Así sucedió en el esplendor cristiano de la Edad Media, culminación del proceso evangelizador comenzado en 313 con el Edicto de Milán, por el cual se hicieron carne las palabras del Apóstol: "Es necesario que Cristo reine" (1 Cor 15, 25). Pero otras palabras, "No queremos que éste reine sobre nosotros" (Lc 19, 14) - "No tenemos más rey que el César" (Jn 19, 15) habrían también de encarnarse, para socavar los cimientos de la Ciudad de Dios, en la gran Revolución Anticristiana principiada en el Renacimiento paganizante y el Protestantismo luterano, y continuada con el deísmo racionalista de la revolución Francesa y el ateísmo de los Soviet, para llegar al inmanentismo de la aldea global que ha expulsado de sí a su Rey.

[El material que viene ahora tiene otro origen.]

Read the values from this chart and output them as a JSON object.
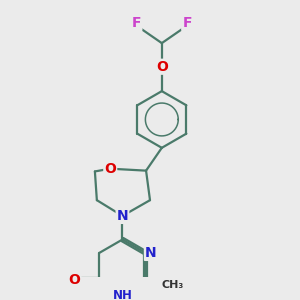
{
  "background_color": "#ebebeb",
  "bond_color": "#4a7a6a",
  "bond_width": 1.6,
  "atom_colors": {
    "O": "#dd0000",
    "N": "#2222cc",
    "F": "#cc44cc",
    "C": "#333333",
    "H": "#2222cc"
  },
  "font_size": 9,
  "fig_width": 3.0,
  "fig_height": 3.0,
  "dpi": 100
}
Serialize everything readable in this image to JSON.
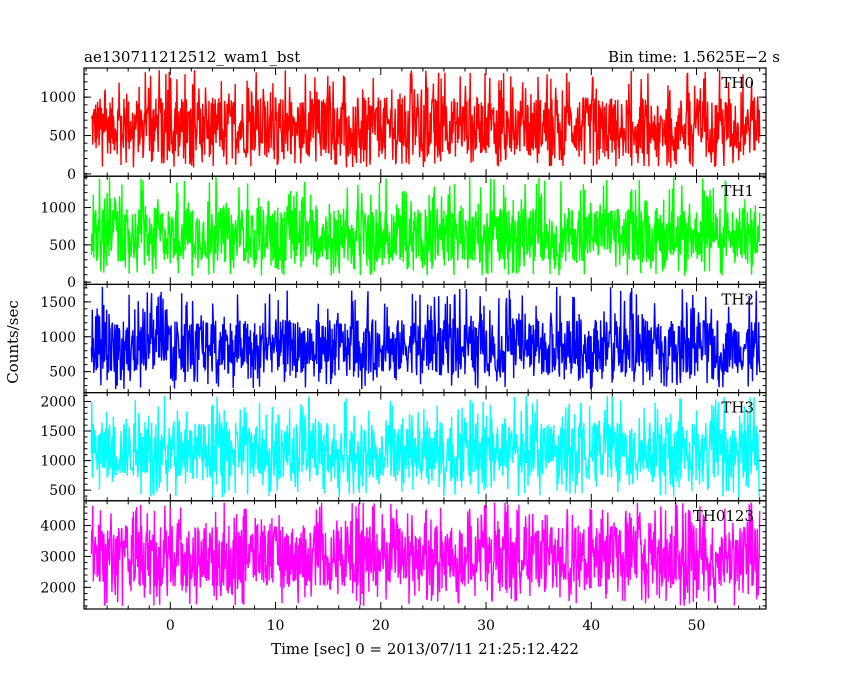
{
  "header": {
    "left": "ae130711212512_wam1_bst",
    "right": "Bin time: 1.5625E−2 s"
  },
  "chart_data": {
    "type": "line",
    "x_range": [
      -8.2,
      56.6
    ],
    "x_data_range": [
      -7.5,
      56.0
    ],
    "xlabel": "Time [sec] 0 = 2013/07/11 21:25:12.422",
    "x_ticks": [
      0,
      10,
      20,
      30,
      40,
      50
    ],
    "ylabel": "Counts/sec",
    "panels": [
      {
        "name": "TH0",
        "color": "#ff0000",
        "ylim": [
          -30,
          1380
        ],
        "y_ticks": [
          0,
          500,
          1000
        ],
        "band": [
          250,
          1000
        ],
        "spike_range": [
          80,
          1360
        ]
      },
      {
        "name": "TH1",
        "color": "#00ff00",
        "ylim": [
          -30,
          1420
        ],
        "y_ticks": [
          0,
          500,
          1000
        ],
        "band": [
          280,
          1000
        ],
        "spike_range": [
          80,
          1420
        ]
      },
      {
        "name": "TH2",
        "color": "#0000ff",
        "ylim": [
          200,
          1750
        ],
        "y_ticks": [
          500,
          1000,
          1500
        ],
        "band": [
          480,
          1250
        ],
        "spike_range": [
          250,
          1720
        ]
      },
      {
        "name": "TH3",
        "color": "#00ffff",
        "ylim": [
          320,
          2150
        ],
        "y_ticks": [
          500,
          1000,
          1500,
          2000
        ],
        "band": [
          700,
          1650
        ],
        "spike_range": [
          380,
          2100
        ]
      },
      {
        "name": "TH0123",
        "color": "#ff00ff",
        "ylim": [
          1300,
          4800
        ],
        "y_ticks": [
          2000,
          3000,
          4000
        ],
        "band": [
          2000,
          4000
        ],
        "spike_range": [
          1400,
          4750
        ]
      }
    ]
  }
}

El beato Pío IX llamó católicos liberales a muchos hermanos que, contaminados por la ciudad del hombre y al decir del cardenal Pie, están dispuestos a obsequiar al Dioshombre el incienso y la mirra correspondientes a sus dos naturalezas, pero jamás le concederán el oro que se debe a su realeza porque, para establecer contubernio con el mundo, han debido negar esta verdad. Por eso hoy que ya no se habla de este misterio ni en los foros, ni en las familias, ni siquiera en la misma Iglesia, pidamos militar bajo las banderas de este Rey y proclamemos sin hesitación: ¡Es necesario que Cristo reine y que todo sea restaurado en Él!